Hashing in System Design

Hashing in System Design

Consistent and Rendezvous explained.

Introduction

Hashing is a basic method in system design that changes data of any size to a fixed size. This helps spread client requests across servers, improve load balancing, and make caching better.

The Naive Hashing Approach

At first, think about a basic situation: many clients send requests to one server. When the number of requests goes up, the server gets too busy, which can cause the service to get worse or even fail.

To prevent this, systems scale in two primary ways:

  • Vertical Scaling (Scaling Up): Enhancing the server's capacity with more powerful resources.

  • Horizontal Scaling (Scaling Out): Adding more servers to distribute the load.

Horizontal scaling is a popular approach because of it's flexibility and how well it scales. However, now we have multiple servers. We run into the problem of needing to distribute the load.

This is where load balancers come in. A load balancer is placed between clients and servers to evenly distribute the load when clients make requests.

The naive approach here is to map every client to a server by hashing e.g. the client's IP address and modding it to a server (using % operator).

But, this method doesn't work well when servers are added or removed. It requires rehashing all clients, which disturbs the distribution and makes cached data on servers less useful.

Consistent Hashing

Consistent hashing minimizes the redistribution of requests when the server pool changes. It places both clients and servers on a hash ring (also called circle), assigning each request to the nearest server in the clockwise direction.

Notes:

  • C are the clients, hashed onto a specific position on the circle.

  • Servers are also hashed.

  • Virtual nodes are excluded from the diagram, but you may have e.g. server B placed between C and D if server B is more powerful and you want to utilize it's resources.

  • This is nice because if e.g. server D goes down, Client 4 and 3 simply point to server A. We don't have to redistribute the entire system just because one server is added/removed.

How It Works

  1. Hash Space: Both servers and clients are hashed onto a virtual circle.

  2. Mapping: Clients are assigned to the nearest server on the circle in a clockwise direction.

  3. Server Addition/Removal: Changes affect only the immediate neighbors on the circle, significantly reducing cache invalidation.

Virtual Nodes

Virtual nodes help balance the workload, especially when servers have different capacities. A server can have multiple points on the circle, making request distribution more even.

Rendezvous Hashing

Rendezvous hashing, also known as Highest Random Weight (HRW) hashing, offers a different approach. It calculates a unique score for each server-client pair and assigns the client to the server with the highest score.

How It Works

  1. Score Calculation: Each server computes a score based on both the server and client identifiers.
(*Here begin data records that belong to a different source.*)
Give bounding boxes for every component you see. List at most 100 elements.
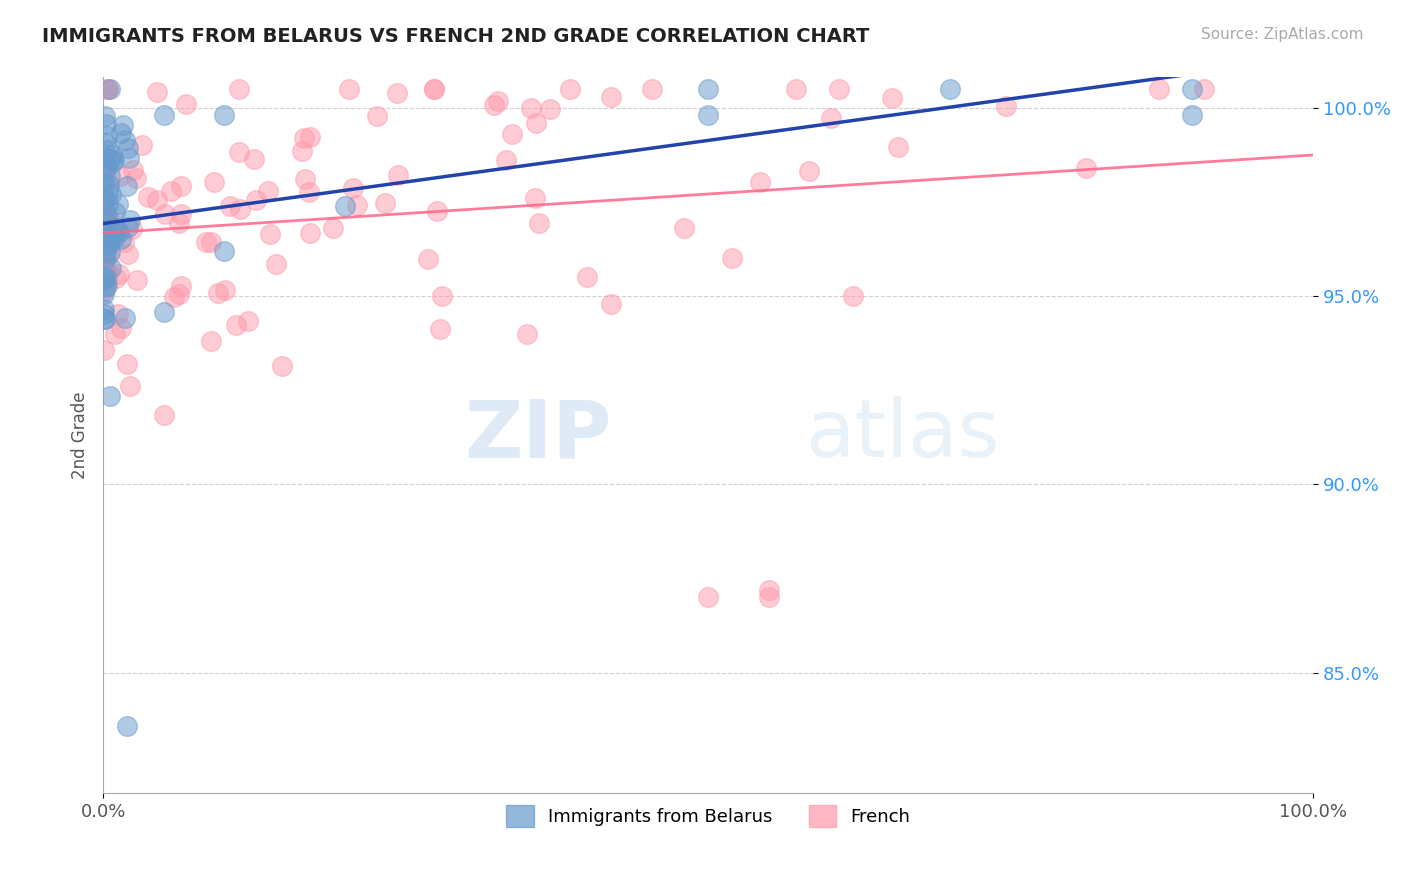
Point: [167, 216, 190, 230]
Point: [93, 109, 115, 123]
Point: [153, 408, 176, 422]
Point: [93, 273, 115, 287]
Point: [96, 81, 118, 95]
Point: [117, 219, 139, 234]
Point: [94, 246, 117, 260]
Point: [93, 254, 115, 268]
Point: [257, 184, 280, 198]
Point: [174, 97, 197, 112]
Point: [114, 310, 136, 325]
Text: Source: ZipAtlas.com: Source: ZipAtlas.com: [1201, 27, 1364, 42]
Point: [245, 193, 267, 207]
Point: [104, 205, 127, 219]
Point: [366, 109, 388, 123]
Point: [96, 265, 118, 279]
Point: [94, 117, 117, 131]
Text: IMMIGRANTS FROM BELARUS VS FRENCH 2ND GRADE CORRELATION CHART: IMMIGRANTS FROM BELARUS VS FRENCH 2ND GR…: [42, 27, 869, 45]
Point: [105, 220, 128, 235]
Text: ZIP: ZIP: [464, 396, 612, 475]
Point: [160, 184, 183, 198]
Point: [758, 591, 780, 605]
Point: [110, 320, 132, 334]
Y-axis label: 2nd Grade: 2nd Grade: [72, 392, 89, 479]
Point: [387, 87, 409, 101]
Point: [212, 244, 235, 259]
Point: [429, 322, 451, 336]
Point: [94, 280, 117, 294]
Point: [599, 90, 621, 104]
Point: [93, 307, 115, 321]
Point: [114, 133, 136, 147]
Point: [387, 168, 409, 182]
Point: [264, 257, 287, 271]
Point: [880, 91, 903, 105]
Point: [207, 286, 229, 301]
Point: [169, 178, 191, 193]
Point: [423, 81, 446, 95]
Point: [346, 198, 368, 212]
Point: [1181, 81, 1204, 95]
Point: [194, 235, 217, 250]
Point: [294, 172, 316, 186]
Point: [641, 81, 664, 95]
Point: [93, 190, 115, 204]
Point: [152, 108, 174, 122]
Point: [98, 388, 121, 402]
Point: [98, 178, 121, 192]
Point: [697, 108, 720, 122]
Point: [131, 137, 153, 152]
Point: [228, 81, 250, 95]
Point: [117, 151, 139, 165]
Point: [118, 213, 141, 227]
Point: [94, 222, 117, 236]
Point: [785, 81, 807, 95]
Point: [416, 252, 439, 267]
Point: [758, 582, 780, 597]
Point: [108, 169, 131, 184]
Point: [96, 209, 118, 223]
Point: [97, 238, 120, 252]
Point: [482, 98, 505, 112]
Point: [516, 326, 538, 341]
Point: [93, 312, 115, 326]
Point: [93, 284, 115, 298]
Point: [524, 116, 547, 130]
Point: [994, 99, 1017, 113]
Point: [100, 186, 122, 201]
Point: [828, 81, 851, 95]
Point: [117, 141, 139, 155]
Point: [98, 152, 121, 166]
Point: [523, 191, 546, 205]
Point: [93, 162, 115, 177]
Point: [93, 260, 115, 275]
Point: [117, 246, 139, 260]
Point: [103, 232, 125, 246]
Point: [426, 204, 449, 219]
Point: [94, 270, 117, 285]
Point: [558, 81, 581, 95]
Point: [298, 185, 321, 199]
Point: [167, 287, 190, 301]
Point: [98, 235, 121, 250]
Point: [94, 193, 117, 207]
Point: [98, 212, 121, 227]
Point: [200, 334, 222, 348]
Point: [236, 314, 259, 328]
Point: [219, 199, 242, 213]
Point: [486, 94, 509, 108]
Point: [93, 177, 115, 191]
Point: [697, 591, 720, 605]
Point: [93, 301, 115, 316]
Point: [422, 81, 444, 95]
Point: [170, 279, 193, 293]
Point: [886, 140, 908, 154]
Point: [110, 231, 132, 245]
Point: [842, 289, 865, 303]
Point: [96, 129, 118, 144]
Point: [146, 193, 169, 207]
Point: [93, 205, 115, 219]
Point: [97, 229, 120, 244]
Point: [108, 225, 131, 239]
Point: [97, 249, 120, 263]
Point: [96, 278, 118, 293]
  2. Server Selection: The client is assigned to the server with the highest score.

  3. Dynamic Adjustments: Adding or removing servers requires recalculating scores without major problems.

Note: Each client calculates a score with every server and selects the server with the highest score.

Choosing the Right Hashing Strategy

  • Consistent Hashing is ideal for frequently scaling systems as it minimizes cache inconsistency by evenly distributing load. It's useful in dynamic environments, limiting the impact of server changes and ensuring smooth transitions.

  • In contrast, Rendezvous Hashing is your go-to choice when you need a straightforward and quick way to connect clients to servers. Unlike Consistent Hashing, Rendezvous Hashing makes it easier to reassign clients to different servers without affecting the overall system. This approach is most effective in scenarios where servers are similar in performance and capacity. It allows for flexible server assignment, making it simpler to manage without the worry of unbalancing the system. However, if servers have varying capabilities, Rendezvous Hashing may not distribute work evenly, as it doesn't adapt to server performance or workload. Then you should go with Consistent Hashing.